From time to time, your music listening will be interrupted by phone calls. With the dual microphones doing duties for voice calls, the clarity is indeed very good. At both ends of the phone call. I haven’t been able to test this out in a noisy place yet, however, to see if the ambient noise filters through to the other party in a call—mind you, a lot of that also has to do with the network and the phone that you use.

Battery: Charge It Once, And Wait A Long Time

The Jabra Elite 45h is more of those fill it, unplug it, forget it type of headphones. Jabra claims 50 hours of battery life on a single charge. In the real world, particularly indoors during the pandemic time and listening to music at controlled volumes, I have still not had to plug in the Elite 45h just yet during this review period, and the battery indicator still shows me more than 50% battery remaining. If that isn’t a testament to the amazing battery stamina, nothing is. There is the fast charge option too—15 minutes of charging for 10 hours of music listening. To be honest, I didn’t splash and dash either, because I really had nowhere to go in a hurry these days. But when you do start hearing out or going to work, this will be more than handy.

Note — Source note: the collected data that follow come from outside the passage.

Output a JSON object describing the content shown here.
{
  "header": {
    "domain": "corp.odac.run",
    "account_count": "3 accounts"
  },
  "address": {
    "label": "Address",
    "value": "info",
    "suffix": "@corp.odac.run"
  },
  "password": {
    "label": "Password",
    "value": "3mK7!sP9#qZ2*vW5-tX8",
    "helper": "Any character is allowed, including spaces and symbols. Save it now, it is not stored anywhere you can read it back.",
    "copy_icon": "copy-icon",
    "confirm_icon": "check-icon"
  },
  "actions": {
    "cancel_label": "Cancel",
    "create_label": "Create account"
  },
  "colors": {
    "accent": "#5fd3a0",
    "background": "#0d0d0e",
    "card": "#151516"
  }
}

The Final Word: Why Would You Even Bother About An Alternative Option?

I’ve said it before, and I’ll say it again. There is something instantly likeable about the Jabra Elite 45h headphones. It is the very nice matte black finish? Is it the darker personality which doesn’t have any shiny elements? Is it the comfort level? Is it the sound that comes across as something you’d expect from headphones that cost 2x this? Or is it the incredibly long battery life? And I haven’t even mentioned, again, the fantastic companion app which lets you really tune the sound as you want it. With a price tag of Rs 8,999 for the Jabra Elite 45h, you really don’t need to look for a second option if headphones are what you want, this side of the Rs 10,000 price point.